Pour le gouvernement sud-africain, l’enjeu n’est pas seulement économique. Il s’agit aussi de défendre la souveraineté industrielle et l’emploi local, tout en continuant à profiter du marché américain. L’Afrique du Sud se trouve donc dans une position délicate, cherchant à préserver ses intérêts sans renoncer à son indépendance diplomatique.


Une bataille d’influence entre Washington et Pékin


Au-delà des chiffres du commerce, l’AGOA est devenue un instrument de la rivalité sino-américaine en Afrique.
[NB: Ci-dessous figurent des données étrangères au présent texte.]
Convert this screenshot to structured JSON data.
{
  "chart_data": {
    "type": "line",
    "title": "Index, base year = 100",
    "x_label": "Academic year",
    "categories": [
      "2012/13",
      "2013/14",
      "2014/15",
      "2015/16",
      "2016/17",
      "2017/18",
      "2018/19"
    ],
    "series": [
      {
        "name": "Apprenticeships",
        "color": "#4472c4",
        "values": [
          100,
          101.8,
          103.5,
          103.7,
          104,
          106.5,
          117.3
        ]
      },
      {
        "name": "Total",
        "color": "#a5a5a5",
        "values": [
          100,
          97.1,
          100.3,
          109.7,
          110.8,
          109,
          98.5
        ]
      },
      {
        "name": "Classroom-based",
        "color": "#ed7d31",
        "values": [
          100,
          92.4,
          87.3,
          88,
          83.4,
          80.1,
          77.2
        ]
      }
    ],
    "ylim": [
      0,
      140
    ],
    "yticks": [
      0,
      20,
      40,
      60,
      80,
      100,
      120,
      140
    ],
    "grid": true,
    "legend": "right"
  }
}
Les États-Unis utilisent cet accord comme un outil d’influence pour contrer la présence économique grandissante de la Chine, dont les investissements massifs dans les infrastructures africaines redessinent la carte des alliances.


Face à la montée en puissance de Pékin, Washington cherche à maintenir sa présence économique, mais aussi son influence politique. En conditionnant l’accès au marché américain à des critères de gouvernance, les États-Unis tentent d’imposer leurs valeurs tout en consolidant leur rôle sur le continent.
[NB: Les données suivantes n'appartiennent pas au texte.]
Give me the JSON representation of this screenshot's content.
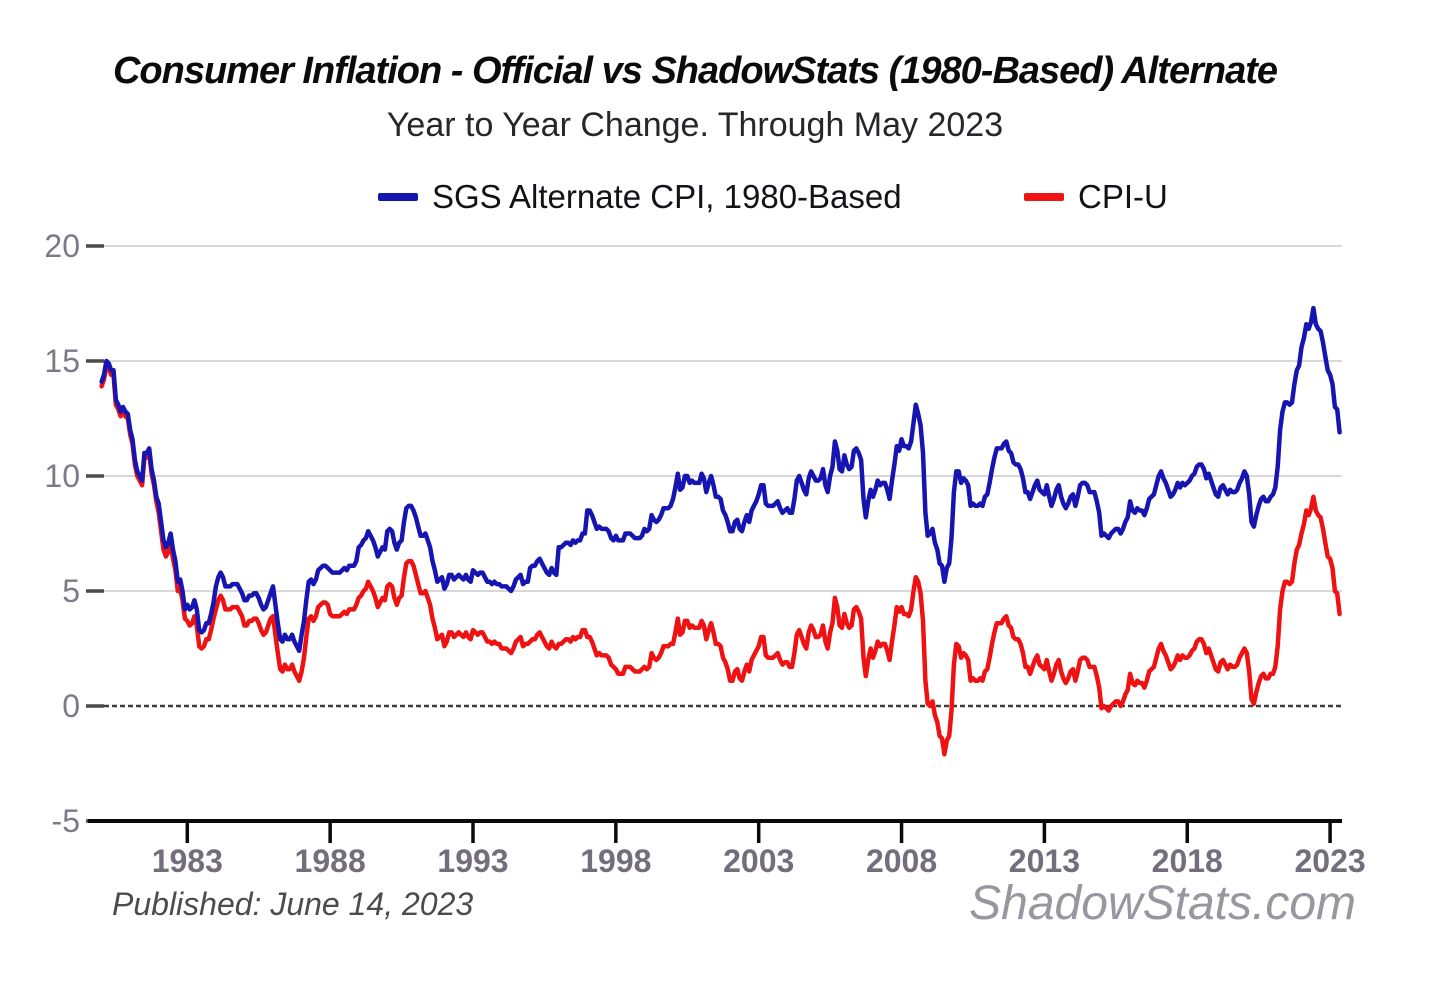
{
  "header": {
    "title": "Consumer Inflation - Official vs ShadowStats (1980-Based) Alternate",
    "subtitle": "Year to Year Change. Through May 2023"
  },
  "legend": {
    "sgs": {
      "label": "SGS Alternate CPI, 1980-Based",
      "color": "#1615b2"
    },
    "cpiu": {
      "label": "CPI-U",
      "color": "#ee1212"
    }
  },
  "footer": {
    "published": "Published: June 14, 2023",
    "watermark": "ShadowStats.com"
  },
  "style": {
    "background": "#ffffff",
    "grid_color": "#cccccc",
    "tick_stub_color": "#4a4a4a",
    "zero_line_color": "#3d3d3d",
    "axis_color": "#0a0a0a",
    "ytick_color": "#7b7b87",
    "xtick_color": "#746e7c",
    "line_width": 4.5
  },
  "chart_data": {
    "type": "line",
    "title": "Consumer Inflation - Official vs ShadowStats (1980-Based) Alternate",
    "subtitle": "Year to Year Change. Through May 2023",
    "xlabel": "",
    "ylabel": "",
    "ylim": [
      -5,
      20
    ],
    "yticks": [
      20,
      15,
      10,
      5,
      0,
      -5
    ],
    "xticks": [
      1983,
      1988,
      1993,
      1998,
      2003,
      2008,
      2013,
      2018,
      2023
    ],
    "grid": "horizontal",
    "zero_line": "dark-dashed",
    "legend_position": "top",
    "x_start_year": 1980,
    "x_start_month": 1,
    "frequency": "monthly",
    "x_end_label": "May 2023",
    "series": [
      {
        "name": "SGS Alternate CPI, 1980-Based",
        "color": "#1615b2",
        "values": [
          14.1,
          14.4,
          15.0,
          14.9,
          14.6,
          14.6,
          13.3,
          13.1,
          12.8,
          13.0,
          12.8,
          12.7,
          12.0,
          11.6,
          10.7,
          10.2,
          10.0,
          9.8,
          11.0,
          11.0,
          11.2,
          10.3,
          9.8,
          9.1,
          8.8,
          8.0,
          7.2,
          6.9,
          7.1,
          7.5,
          6.8,
          6.3,
          5.4,
          5.5,
          5.0,
          4.2,
          4.4,
          4.2,
          4.3,
          4.6,
          4.2,
          3.3,
          3.2,
          3.3,
          3.6,
          3.6,
          4.0,
          4.5,
          5.2,
          5.6,
          5.8,
          5.6,
          5.2,
          5.2,
          5.2,
          5.3,
          5.3,
          5.3,
          5.1,
          4.9,
          4.6,
          4.6,
          4.8,
          4.8,
          4.9,
          4.9,
          4.7,
          4.4,
          4.2,
          4.3,
          4.6,
          4.9,
          5.2,
          4.4,
          3.6,
          2.9,
          2.8,
          3.1,
          2.9,
          2.9,
          3.1,
          2.8,
          2.6,
          2.4,
          3.1,
          3.7,
          4.6,
          5.4,
          5.5,
          5.3,
          5.5,
          5.9,
          6.0,
          6.1,
          6.1,
          6.0,
          5.9,
          5.8,
          5.8,
          5.8,
          5.8,
          5.9,
          6.0,
          5.9,
          6.1,
          6.1,
          6.1,
          6.3,
          6.9,
          7.0,
          7.2,
          7.3,
          7.6,
          7.4,
          7.2,
          6.9,
          6.5,
          6.7,
          6.9,
          6.8,
          7.6,
          7.7,
          7.6,
          7.1,
          6.8,
          7.1,
          7.2,
          8.0,
          8.6,
          8.7,
          8.7,
          8.5,
          8.2,
          7.8,
          7.4,
          7.4,
          7.5,
          7.2,
          6.9,
          6.3,
          5.9,
          5.4,
          5.5,
          5.6,
          5.1,
          5.3,
          5.7,
          5.7,
          5.5,
          5.6,
          5.7,
          5.6,
          5.5,
          5.7,
          5.5,
          5.4,
          5.9,
          5.8,
          5.7,
          5.8,
          5.8,
          5.6,
          5.4,
          5.4,
          5.3,
          5.4,
          5.3,
          5.3,
          5.2,
          5.2,
          5.2,
          5.1,
          5.0,
          5.2,
          5.5,
          5.6,
          5.7,
          5.3,
          5.4,
          5.4,
          6.0,
          6.1,
          6.1,
          6.3,
          6.4,
          6.2,
          6.0,
          5.8,
          5.7,
          6.0,
          5.8,
          5.7,
          6.9,
          6.9,
          7.0,
          7.1,
          7.1,
          7.0,
          7.2,
          7.1,
          7.2,
          7.2,
          7.5,
          7.5,
          8.5,
          8.5,
          8.3,
          8.0,
          7.7,
          7.8,
          7.7,
          7.7,
          7.7,
          7.6,
          7.3,
          7.2,
          7.4,
          7.2,
          7.2,
          7.2,
          7.5,
          7.5,
          7.5,
          7.4,
          7.3,
          7.3,
          7.3,
          7.4,
          7.7,
          7.6,
          7.7,
          8.3,
          8.1,
          8.0,
          8.1,
          8.3,
          8.6,
          8.6,
          8.6,
          8.7,
          9.0,
          9.5,
          10.1,
          9.4,
          9.5,
          10.0,
          10.0,
          9.7,
          9.8,
          9.7,
          9.7,
          9.7,
          10.1,
          9.9,
          9.3,
          9.7,
          10.0,
          9.6,
          9.1,
          9.1,
          9.0,
          8.5,
          8.3,
          8.0,
          7.6,
          7.6,
          8.0,
          8.1,
          7.7,
          7.6,
          8.0,
          8.3,
          8.0,
          8.5,
          8.7,
          8.9,
          9.2,
          9.6,
          9.6,
          8.8,
          8.7,
          8.7,
          8.7,
          8.8,
          8.9,
          8.6,
          8.4,
          8.5,
          8.6,
          8.4,
          8.4,
          9.0,
          9.8,
          10.0,
          9.7,
          9.4,
          9.2,
          9.9,
          10.2,
          10.0,
          9.8,
          9.8,
          9.9,
          10.3,
          9.6,
          9.3,
          10.0,
          10.4,
          11.5,
          11.1,
          10.3,
          10.2,
          10.9,
          10.5,
          10.3,
          10.4,
          11.1,
          11.2,
          11.0,
          10.7,
          9.0,
          8.2,
          8.9,
          9.4,
          9.1,
          9.4,
          9.8,
          9.6,
          9.7,
          9.7,
          9.4,
          9.0,
          9.8,
          10.5,
          11.3,
          11.1,
          11.6,
          11.3,
          11.3,
          11.2,
          11.5,
          12.3,
          13.1,
          12.7,
          12.2,
          11.0,
          8.4,
          7.4,
          7.5,
          7.7,
          7.1,
          6.8,
          6.2,
          6.1,
          5.4,
          6.0,
          6.2,
          7.3,
          9.3,
          10.2,
          10.2,
          9.7,
          9.9,
          9.8,
          9.6,
          8.7,
          8.8,
          8.7,
          8.7,
          8.8,
          8.7,
          9.1,
          9.2,
          9.7,
          10.3,
          10.8,
          11.2,
          11.2,
          11.2,
          11.4,
          11.5,
          11.1,
          11.0,
          10.6,
          10.5,
          10.5,
          10.3,
          9.9,
          9.3,
          9.3,
          9.0,
          9.3,
          9.6,
          9.8,
          9.4,
          9.3,
          9.2,
          9.6,
          9.1,
          8.7,
          9.0,
          9.4,
          9.6,
          9.1,
          8.8,
          8.6,
          8.8,
          9.1,
          9.2,
          8.7,
          9.1,
          9.6,
          9.7,
          9.7,
          9.6,
          9.3,
          9.3,
          9.3,
          8.9,
          8.4,
          7.4,
          7.5,
          7.4,
          7.3,
          7.5,
          7.6,
          7.7,
          7.7,
          7.5,
          7.7,
          8.0,
          8.2,
          8.9,
          8.5,
          8.4,
          8.6,
          8.5,
          8.5,
          8.3,
          8.6,
          9.0,
          9.1,
          9.2,
          9.6,
          10.0,
          10.2,
          9.9,
          9.7,
          9.4,
          9.1,
          9.2,
          9.4,
          9.7,
          9.5,
          9.7,
          9.6,
          9.7,
          9.8,
          10.0,
          10.1,
          10.4,
          10.5,
          10.5,
          10.3,
          9.9,
          10.1,
          9.8,
          9.5,
          9.2,
          9.1,
          9.5,
          9.6,
          9.4,
          9.2,
          9.4,
          9.3,
          9.3,
          9.4,
          9.7,
          9.9,
          10.2,
          10.0,
          9.2,
          8.0,
          7.8,
          8.3,
          8.7,
          9.0,
          9.1,
          8.9,
          8.9,
          9.1,
          9.2,
          9.5,
          10.4,
          12.0,
          12.8,
          13.2,
          13.2,
          13.1,
          13.2,
          14.0,
          14.6,
          14.8,
          15.6,
          16.0,
          16.6,
          16.4,
          16.7,
          17.3,
          16.6,
          16.4,
          16.3,
          15.8,
          15.2,
          14.6,
          14.4,
          14.0,
          13.0,
          12.9,
          11.9
        ]
      },
      {
        "name": "CPI-U",
        "color": "#ee1212",
        "values": [
          13.9,
          14.2,
          14.8,
          14.7,
          14.4,
          14.4,
          13.1,
          12.9,
          12.6,
          12.8,
          12.6,
          12.5,
          11.8,
          11.4,
          10.5,
          10.0,
          9.8,
          9.6,
          10.8,
          10.8,
          11.0,
          10.1,
          9.6,
          8.9,
          8.4,
          7.6,
          6.8,
          6.5,
          6.7,
          7.1,
          6.4,
          5.9,
          5.0,
          5.1,
          4.6,
          3.8,
          3.7,
          3.5,
          3.6,
          3.9,
          3.5,
          2.6,
          2.5,
          2.6,
          2.9,
          2.9,
          3.3,
          3.8,
          4.2,
          4.6,
          4.8,
          4.6,
          4.2,
          4.2,
          4.2,
          4.3,
          4.3,
          4.3,
          4.1,
          3.9,
          3.5,
          3.5,
          3.7,
          3.7,
          3.8,
          3.8,
          3.6,
          3.3,
          3.1,
          3.2,
          3.5,
          3.8,
          3.9,
          3.1,
          2.3,
          1.6,
          1.5,
          1.8,
          1.6,
          1.6,
          1.8,
          1.5,
          1.3,
          1.1,
          1.5,
          2.1,
          3.0,
          3.8,
          3.9,
          3.7,
          3.9,
          4.3,
          4.4,
          4.5,
          4.5,
          4.4,
          4.0,
          3.9,
          3.9,
          3.9,
          3.9,
          4.0,
          4.1,
          4.0,
          4.2,
          4.2,
          4.2,
          4.4,
          4.7,
          4.8,
          5.0,
          5.1,
          5.4,
          5.2,
          5.0,
          4.7,
          4.3,
          4.5,
          4.7,
          4.6,
          5.2,
          5.3,
          5.2,
          4.7,
          4.4,
          4.7,
          4.8,
          5.6,
          6.2,
          6.3,
          6.3,
          6.1,
          5.7,
          5.3,
          4.9,
          4.9,
          5.0,
          4.7,
          4.4,
          3.8,
          3.4,
          2.9,
          3.0,
          3.1,
          2.6,
          2.8,
          3.2,
          3.2,
          3.0,
          3.1,
          3.2,
          3.1,
          3.0,
          3.2,
          3.0,
          2.9,
          3.3,
          3.2,
          3.1,
          3.2,
          3.2,
          3.0,
          2.8,
          2.8,
          2.7,
          2.8,
          2.7,
          2.7,
          2.5,
          2.5,
          2.5,
          2.4,
          2.3,
          2.5,
          2.8,
          2.9,
          3.0,
          2.6,
          2.7,
          2.7,
          2.8,
          2.9,
          2.9,
          3.1,
          3.2,
          3.0,
          2.8,
          2.6,
          2.5,
          2.8,
          2.6,
          2.5,
          2.7,
          2.7,
          2.8,
          2.9,
          2.9,
          2.8,
          3.0,
          2.9,
          3.0,
          3.0,
          3.3,
          3.3,
          3.0,
          3.0,
          2.8,
          2.5,
          2.2,
          2.3,
          2.2,
          2.2,
          2.2,
          2.1,
          1.8,
          1.7,
          1.6,
          1.4,
          1.4,
          1.4,
          1.7,
          1.7,
          1.7,
          1.6,
          1.5,
          1.5,
          1.5,
          1.6,
          1.7,
          1.6,
          1.7,
          2.3,
          2.1,
          2.0,
          2.1,
          2.3,
          2.6,
          2.6,
          2.6,
          2.7,
          2.7,
          3.2,
          3.8,
          3.1,
          3.2,
          3.7,
          3.7,
          3.4,
          3.5,
          3.4,
          3.4,
          3.4,
          3.7,
          3.5,
          2.9,
          3.3,
          3.6,
          3.2,
          2.7,
          2.7,
          2.6,
          2.1,
          1.9,
          1.6,
          1.1,
          1.1,
          1.5,
          1.6,
          1.2,
          1.1,
          1.5,
          1.8,
          1.5,
          2.0,
          2.2,
          2.4,
          2.6,
          3.0,
          3.0,
          2.2,
          2.1,
          2.1,
          2.1,
          2.2,
          2.3,
          2.0,
          1.8,
          1.9,
          1.9,
          1.7,
          1.7,
          2.3,
          3.1,
          3.3,
          3.0,
          2.7,
          2.5,
          3.2,
          3.5,
          3.3,
          3.0,
          3.0,
          3.1,
          3.5,
          2.8,
          2.5,
          3.2,
          3.6,
          4.7,
          4.3,
          3.5,
          3.4,
          4.0,
          3.6,
          3.4,
          3.5,
          4.2,
          4.3,
          4.1,
          3.8,
          2.1,
          1.3,
          2.0,
          2.5,
          2.1,
          2.4,
          2.8,
          2.6,
          2.7,
          2.7,
          2.4,
          2.0,
          2.8,
          3.5,
          4.3,
          4.1,
          4.3,
          4.0,
          4.0,
          3.9,
          4.2,
          5.0,
          5.6,
          5.4,
          4.9,
          3.7,
          1.1,
          0.1,
          0.0,
          0.2,
          -0.4,
          -0.7,
          -1.3,
          -1.4,
          -2.1,
          -1.5,
          -1.3,
          -0.2,
          1.8,
          2.7,
          2.6,
          2.1,
          2.3,
          2.2,
          2.0,
          1.1,
          1.2,
          1.1,
          1.1,
          1.2,
          1.1,
          1.5,
          1.6,
          2.1,
          2.7,
          3.2,
          3.6,
          3.6,
          3.6,
          3.8,
          3.9,
          3.5,
          3.4,
          3.0,
          2.9,
          2.9,
          2.7,
          2.3,
          1.7,
          1.7,
          1.4,
          1.7,
          2.0,
          2.2,
          1.8,
          1.7,
          1.6,
          2.0,
          1.5,
          1.1,
          1.4,
          1.8,
          2.0,
          1.5,
          1.2,
          1.0,
          1.2,
          1.5,
          1.6,
          1.1,
          1.5,
          2.0,
          2.1,
          2.1,
          2.0,
          1.7,
          1.7,
          1.7,
          1.3,
          0.8,
          -0.1,
          0.0,
          -0.1,
          -0.2,
          0.0,
          0.1,
          0.2,
          0.2,
          0.0,
          0.2,
          0.5,
          0.7,
          1.4,
          1.0,
          0.9,
          1.1,
          1.0,
          1.0,
          0.8,
          1.1,
          1.5,
          1.6,
          1.7,
          2.1,
          2.5,
          2.7,
          2.4,
          2.2,
          1.9,
          1.6,
          1.7,
          1.9,
          2.2,
          2.0,
          2.2,
          2.1,
          2.1,
          2.2,
          2.4,
          2.5,
          2.8,
          2.9,
          2.9,
          2.7,
          2.3,
          2.5,
          2.2,
          1.9,
          1.6,
          1.5,
          1.9,
          2.0,
          1.8,
          1.6,
          1.8,
          1.7,
          1.7,
          1.8,
          2.1,
          2.3,
          2.5,
          2.3,
          1.5,
          0.3,
          0.1,
          0.6,
          1.0,
          1.3,
          1.4,
          1.2,
          1.2,
          1.4,
          1.4,
          1.7,
          2.6,
          4.2,
          5.0,
          5.4,
          5.4,
          5.3,
          5.4,
          6.2,
          6.8,
          7.0,
          7.5,
          7.9,
          8.5,
          8.3,
          8.6,
          9.1,
          8.5,
          8.3,
          8.2,
          7.7,
          7.1,
          6.5,
          6.4,
          6.0,
          5.0,
          4.9,
          4.0
        ]
      }
    ]
  }
}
Cette logique, perçue comme néocoloniale par certains observateurs africains, alimente un débat croissant sur la souveraineté économique du continent.


De son côté, la Chine avance sans condition politique explicite, offrant des prêts et des infrastructures en échange de matières premières.
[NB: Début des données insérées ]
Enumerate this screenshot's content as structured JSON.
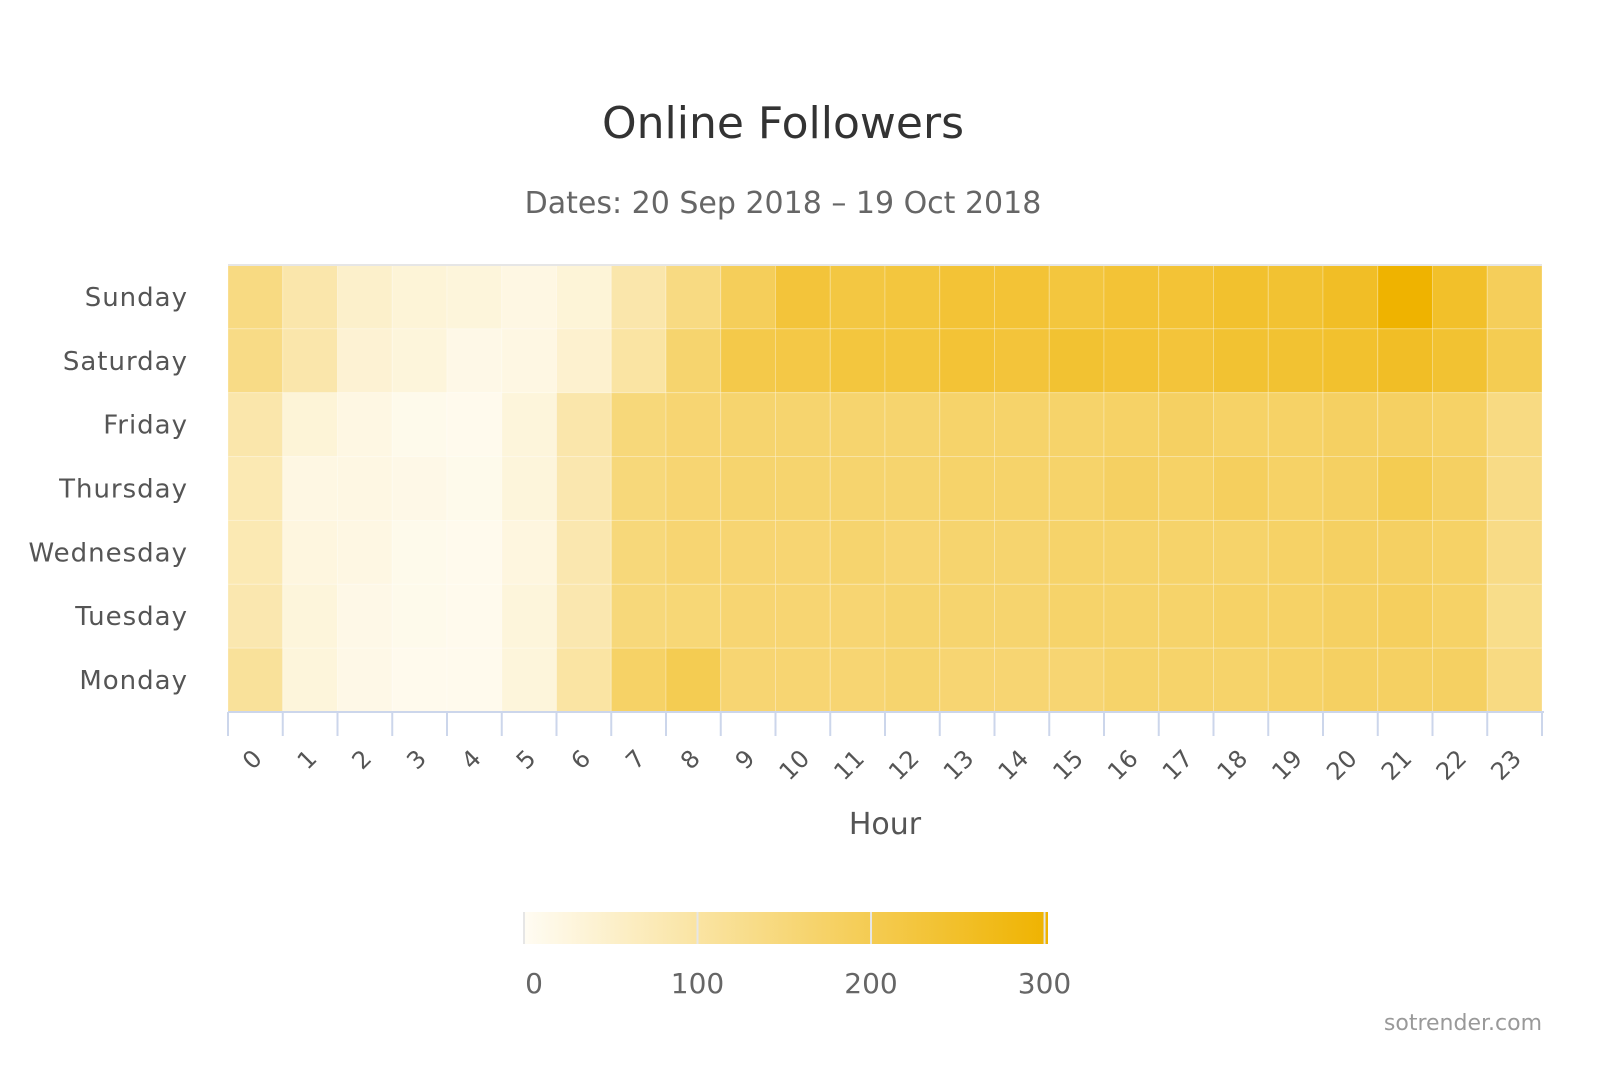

Entre ces deux approches, l’Afrique tente de trouver une voie équilibrée, consciente que sa position stratégique attire toutes les convoitises.


L’avenir incertain d’un accord symbolique


Le 30 septembre 2025 devait marquer la fin officielle du programme AGOA. Sa prolongation, encore débattue à Washington, divise les partenaires. Certains plaident pour une reconduction immédiate, d’autres pour une refonte complète afin de mieux correspondre aux nouvelles réalités économiques et géopolitiques.


Trois scénarios se dessinent : une prolongation sans changement, une réforme profonde incluant de nouveaux secteurs et une dimension climatique, ou bien un remplacement pur et simple par un cadre commercial multilatéral.


Dans tous les cas, l’Afrique du Sud, en tant que principal exportateur du continent vers les États-Unis, sera au cœur des discussions.


Le choix que fera Pretoria sera déterminant, non seulement pour son économie nationale, mais aussi pour la position future de l’Afrique dans le système commercial mondial.


Une opportunité pour repenser la souveraineté africaine


Au-delà de la diplomatie et des intérêts économiques, l’AGOA pose une question essentielle : celle de la place de l’Afrique dans la gouvernance mondiale. Faut-il continuer à dépendre d’accords bilatéraux asymétriques ou renforcer les mécanismes continentaux comme la Zone de libre-échange africaine (ZLECAf) ?


De nombreux économistes africains estiment que le continent doit désormais parler d’une seule voix. En misant sur l’intégration régionale, la transformation industrielle et la valorisation locale des ressources, l’Afrique pourrait négocier d’égal à égal avec ses partenaires extérieurs.


Ainsi, l’avenir de l’AGOA dépasse largement le cadre d’un simple traité commercial. Il s’agit d’un test pour l’autonomie stratégique africaine, un moment où le continent peut redéfinir ses relations avec les grandes puissances et affirmer sa capacité à tracer sa propre voie dans un monde en mutation.


En fin, le débat autour de l’AGOA révèle l’évolution des rapports de force mondiaux. Entre Washington, Pékin et Pretoria, l’Afrique devient un champ d’influence stratégique, mais aussi un espace d’opportunités pour qui saura en maîtriser les règles.


Dans un monde où la puissance ne se mesure plus seulement par l’économie mais aussi par la capacité à fixer les normes, l’Afrique du Sud et ses partenaires africains doivent choisir entre la dépendance et la souveraineté, entre la continuité et la refondation.